Tinsa’s quarterly reports confirm that Madrid is leading the rise in prices in Spain, with increases approaching or exceeding 20% year-over-year in some segments of 2025 and 2026. The city has seen accelerated growth since late 2024 and remains above the national average in both percentage terms and absolute prices.
By the end of 2025, other sources such as Idealista and Fotocasa place the average price in the capital at around €5,800–5,900 per square meter, an all-time high and more than double the Spanish average. But what is truly striking is not just the record itself, but where the greatest acceleration is occurring.
The neighborhoods seeing the sharpest price hikes (and located outside the M-30 ring road)

Recent data from portals such as Fotocasa show that the largest price increases over the past year are concentrated in districts with lower rents, all of which are outside the M-30 ring road. In February 2026, the highest annual increases were recorded here:
- Usera: +32.9% year-over-year.
- Ciudad Lineal: +25.1%.
- Puente de Vallecas: +24.4%.
- Villaverde: +24%.
- Latina: +23.8–31.9%
At the same time, a Tinsa data analysis already identified Villaverde, Latina, and Usera in 2025 as districts where prices were rising by over 24–31% in just one year, far exceeding already expensive areas such as Salamanca or Chamberí.
Why the southern suburbs are such a concern
This shift is concerning for several reasons. First, in districts like Villaverde or Usera, absolute prices remain the lowest in the capital (around €2,600–2,700 per square meter), but increases of more than 20–30% in a single year directly strain the average and low incomes of those living there. Housing is becoming unaffordable without wages rising at the same pace or a sudden improvement in the available housing stock.
The second reason is structural: Tinsa and other analysts point to a combination of robust demand and very limited supply as the driving force behind the surge. As the city center becomes prohibitively expensive, buyers and investors are moving to these southern and eastern districts, pushing up the price of the few properties that come onto the market.
Furthermore, in some cases, the anticipation of urban development projects and transportation improvements is a key factor: regeneration projects, new developments, and better connections to the city center are causing demand to anticipate a transformation that has not yet fully materialized, especially in areas such as Ciudad Lineal or Latina.
The contrast with the traditionally expensive neighborhoods

That does not mean that the classic high-end neighborhoods have stopped rising. Districts such as Salamanca, Retiro, Chamberí, Chamartín, and Moncloa-Aravaca continue to set the highest prices per square meter (around €7,500–10,000/m² in some neighborhoods), with double-digit increases over the past year.

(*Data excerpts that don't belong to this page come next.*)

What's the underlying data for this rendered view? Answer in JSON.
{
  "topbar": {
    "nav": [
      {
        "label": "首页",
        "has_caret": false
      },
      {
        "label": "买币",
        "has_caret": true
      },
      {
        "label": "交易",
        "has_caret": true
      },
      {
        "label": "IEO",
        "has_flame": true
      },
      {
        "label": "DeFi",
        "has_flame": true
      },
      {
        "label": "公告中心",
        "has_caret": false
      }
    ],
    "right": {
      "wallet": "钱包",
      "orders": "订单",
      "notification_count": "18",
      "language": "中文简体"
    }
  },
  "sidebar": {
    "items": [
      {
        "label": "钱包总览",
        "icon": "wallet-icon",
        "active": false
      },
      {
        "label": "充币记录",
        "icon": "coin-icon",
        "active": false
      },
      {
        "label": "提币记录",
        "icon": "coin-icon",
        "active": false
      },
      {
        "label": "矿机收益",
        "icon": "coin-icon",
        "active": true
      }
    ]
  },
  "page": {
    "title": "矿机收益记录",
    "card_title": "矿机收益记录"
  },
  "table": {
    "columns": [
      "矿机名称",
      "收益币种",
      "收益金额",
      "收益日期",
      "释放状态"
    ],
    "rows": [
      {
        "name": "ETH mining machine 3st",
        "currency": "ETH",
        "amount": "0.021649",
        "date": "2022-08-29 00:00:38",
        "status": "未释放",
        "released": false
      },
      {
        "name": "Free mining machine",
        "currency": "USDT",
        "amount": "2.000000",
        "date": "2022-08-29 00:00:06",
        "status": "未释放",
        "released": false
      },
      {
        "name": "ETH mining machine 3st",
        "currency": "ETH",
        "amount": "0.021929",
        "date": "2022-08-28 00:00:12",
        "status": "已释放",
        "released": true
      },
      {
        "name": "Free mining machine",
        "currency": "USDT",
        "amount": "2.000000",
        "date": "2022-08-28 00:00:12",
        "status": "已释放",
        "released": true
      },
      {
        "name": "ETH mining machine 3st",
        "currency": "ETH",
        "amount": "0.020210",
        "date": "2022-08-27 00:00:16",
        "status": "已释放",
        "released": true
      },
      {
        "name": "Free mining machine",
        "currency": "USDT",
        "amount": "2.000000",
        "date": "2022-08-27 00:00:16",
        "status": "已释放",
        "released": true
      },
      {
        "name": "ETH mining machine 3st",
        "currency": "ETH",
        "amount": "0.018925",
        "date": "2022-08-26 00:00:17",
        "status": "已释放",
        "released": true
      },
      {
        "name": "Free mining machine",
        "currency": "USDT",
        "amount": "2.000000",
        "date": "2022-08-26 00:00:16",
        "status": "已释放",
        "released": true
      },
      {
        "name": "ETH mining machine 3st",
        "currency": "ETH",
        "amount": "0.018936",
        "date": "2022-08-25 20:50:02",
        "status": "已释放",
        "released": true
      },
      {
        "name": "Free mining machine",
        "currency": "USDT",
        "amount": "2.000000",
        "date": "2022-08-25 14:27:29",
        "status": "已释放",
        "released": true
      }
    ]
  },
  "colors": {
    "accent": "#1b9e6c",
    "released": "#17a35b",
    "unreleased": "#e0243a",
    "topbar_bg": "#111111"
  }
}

However, according to combined data from Tinsa and other portals, in many of these areas the increases fall within a range of 10–20%, while the real rocket of this cycle is in the working-class districts of the south and east, where sharp increases are piling up on a still-affordable base. That is where the highest growth rates are concentrated today and, therefore, the greatest risk of displacing the local population in the short and medium term.